The architecture of the Palermo cathedral is one of the many visual examples of how Sicily has been conquered by so many groups over the years. Though beautiful, the cathedral is a mix of many different styles, each an effort of the newly powerful group to place their own mark on this land. Throughout the trip, in our visits to both ancient and modern sites, we noticed the way in which the island’s identity has been redefined over the centuries. Earlier that day, during our visit to a prison used during the Spanish Inquisition, we saw the way the prisoners from all different parts of the world wrote prayers and words in different languages on the walls, still preserved. This marriage—co-existence? conflict?—of various cultures perpetuates across Sicily.
Mt. Etna
3/18/19: On our final day in Sicily, we ascended Mt. Etna by bus. The landscape was unlike anything I had seen before, as the hillsides were buried in hardened lava. The volcanic debris makes the area very fertile for plants, allowing them to emerge from the blackened ground. However, the higher up we went, the colder/windier the climate became, so plant life receded. At the lookout point, we climbed up onto the ridge of a small crater (photo taken from there). You can see some patches of snow in the background. It was extremely windy—at times I was worried I would be blown away.
After our brief visit to the cold and windy Etna, we went back down to the city of Catania, which was much more pleasant. One of two major cities on Sicily (the other being Palermo), it was bustling with people. Like Ragusa and Noto, the churches were highly Baroque. Of note, the piazza at the Duomo features a small obelisk with an elephant statue. This architectural decoration definitely recalls a very similar structure outside the Church of Santa Maria sopra Minerva in Rome.
Ancient Syracuse
3/17/18: The final ancient site we visited was Syracuse. While ancients certainly inhabited the island of Ortigia, the settlements nearby on the mainland are much better preserved. At the archaeological site, we saw a large Greek theater (currently under restoration), a quarry, and a later Roman amphitheater. One of the most unusual features of the site is the “ear of Dionysius” (this name was given by the painter Caravaggio in the early 1600s). While it is in the same area as the quarry, the “ear” has a very unusual shape which does not seem appropriate for quarrying.
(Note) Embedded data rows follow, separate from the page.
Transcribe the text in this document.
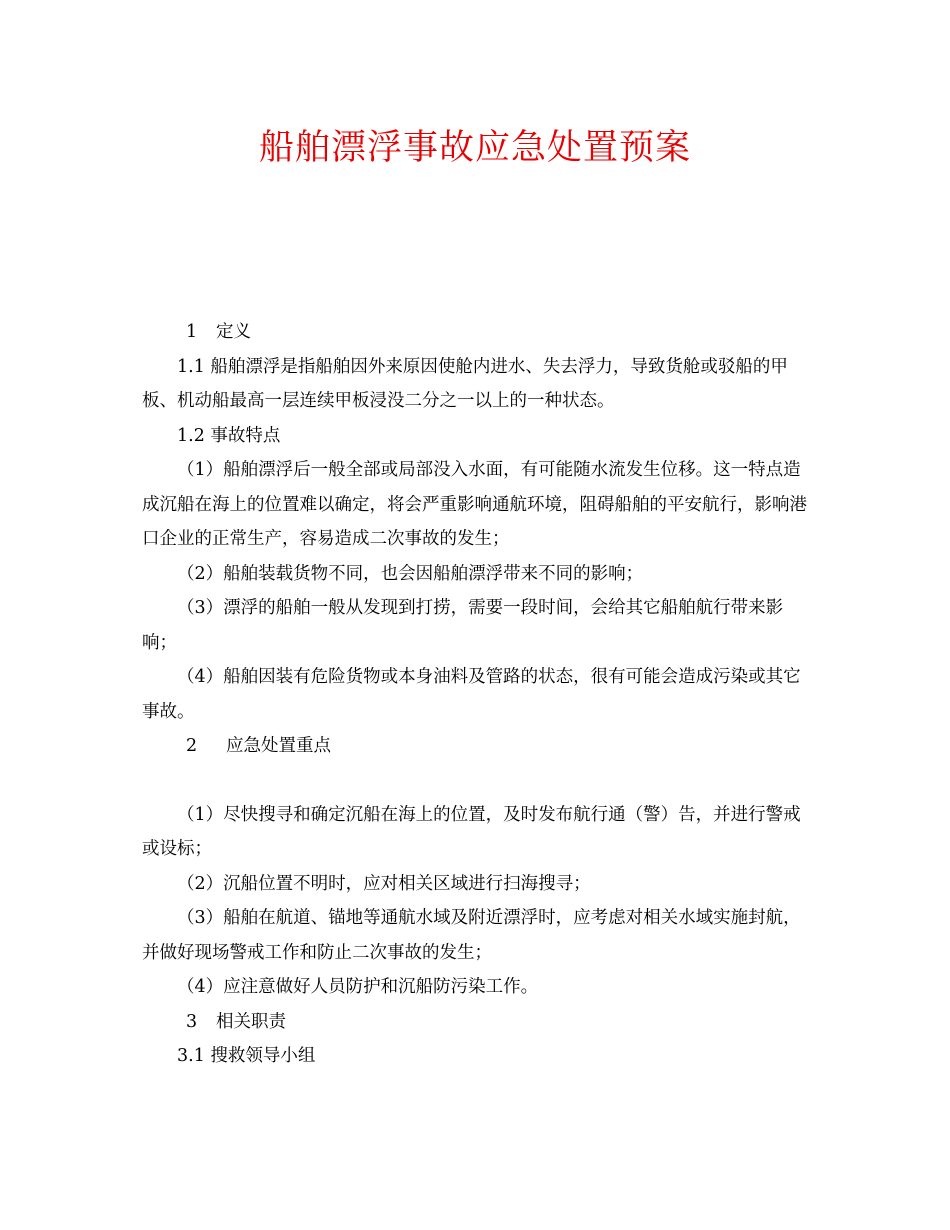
船舶漂浮事故应急处置预案

1 定义

1.1 船舶漂浮是指船舶因外来原因使舱内进水、失去浮力，导致货舱或驳船的甲板、机动船最高一层连续甲板浸没二分之一以上的一种状态。

1.2 事故特点

（1）船舶漂浮后一般全部或局部没入水面，有可能随水流发生位移。这一特点造成沉船在海上的位置难以确定，将会严重影响通航环境，阻碍船舶的平安航行，影响港口企业的正常生产，容易造成二次事故的发生；

（2）船舶装载货物不同，也会因船舶漂浮带来不同的影响；

（3）漂浮的船舶一般从发现到打捞，需要一段时间，会给其它船舶航行带来影响；

（4）船舶因装有危险货物或本身油料及管路的状态，很有可能会造成污染或其它事故。

2 应急处置重点

（1）尽快搜寻和确定沉船在海上的位置，及时发布航行通（警）告，并进行警戒或设标；

（2）沉船位置不明时，应对相关区域进行扫海搜寻；

（3）船舶在航道、锚地等通航水域及附近漂浮时，应考虑对相关水域实施封航，并做好现场警戒工作和防止二次事故的发生；

（4）应注意做好人员防护和沉船防污染工作。

3 相关职责

3.1 搜救领导小组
Its formation and use is therefore uncertain. Legend has it that Dionysius, a tyrant of Syracuse in the 5th-4th century BCE, used the cave as a prison. Perhaps more likely is that it was used as a cistern.
Villa Romana del Casale
3/16/18: We left the coast of Sicily and traveled inland to Piazza Armerina for the morning. Located here is Villa Romana del Casale, a 4th century CE house whose floors are covered in elaborate mosaics. The owner of the villa clearly had a ton of money, probably from the island’s agricultural abundance. He commissioned North African and Italian artists to create the mosaics, which depicted everything from mythology to animal life to enormous hunts. One of my favorite rooms shows children racing around a circus on enormous birds. The race course mimics the Circus Maximus in Rome, with an obelisk in the middle of the spina and metae at either end. I find the giant birds (flamingos, geese, and pheasants) very comical.
After Piazza Armerina, we stopped in Ragusa and Noto on our journey back to the coast. These towns feature many Baroque elements. I especially liked the color of the buildings in Noto—the local stone is slightly more orange/yellow.
Temples at Agrigento and Pirandello
3/15/18: Today, we visited our third consecutive ancient site, the Valley of the Temples at Agrigento. We saw four temples on a ridge overlooking the sea, dedicated to Juno, Concord, Heracles, and Olympian Zeus, respectively. The Temple of Concord (pictured below) is the best preserved, as it was turned into a church in the Middle Ages, and was thus the inspiration for the UNESCO logo. It is a Doric peripteral, hexastyle temple. Like the temples at Selinunte, these structures at Agrigento show the wealth of this ancient city.
After our visit to the ancient site, we went to the home and tomb of the 19th/20th century Italian writer, Luigi Pirandello. His house, which he had lived in since his birth, has since been turned into a museum and is filled with his letters and paintings by his sister. His tomb (below) is located nearby further down a cliff. The story of his burial is quite interesting and very complex, as Pirandello had specific wishes but none were followed. This monument was definitely not what he had intended.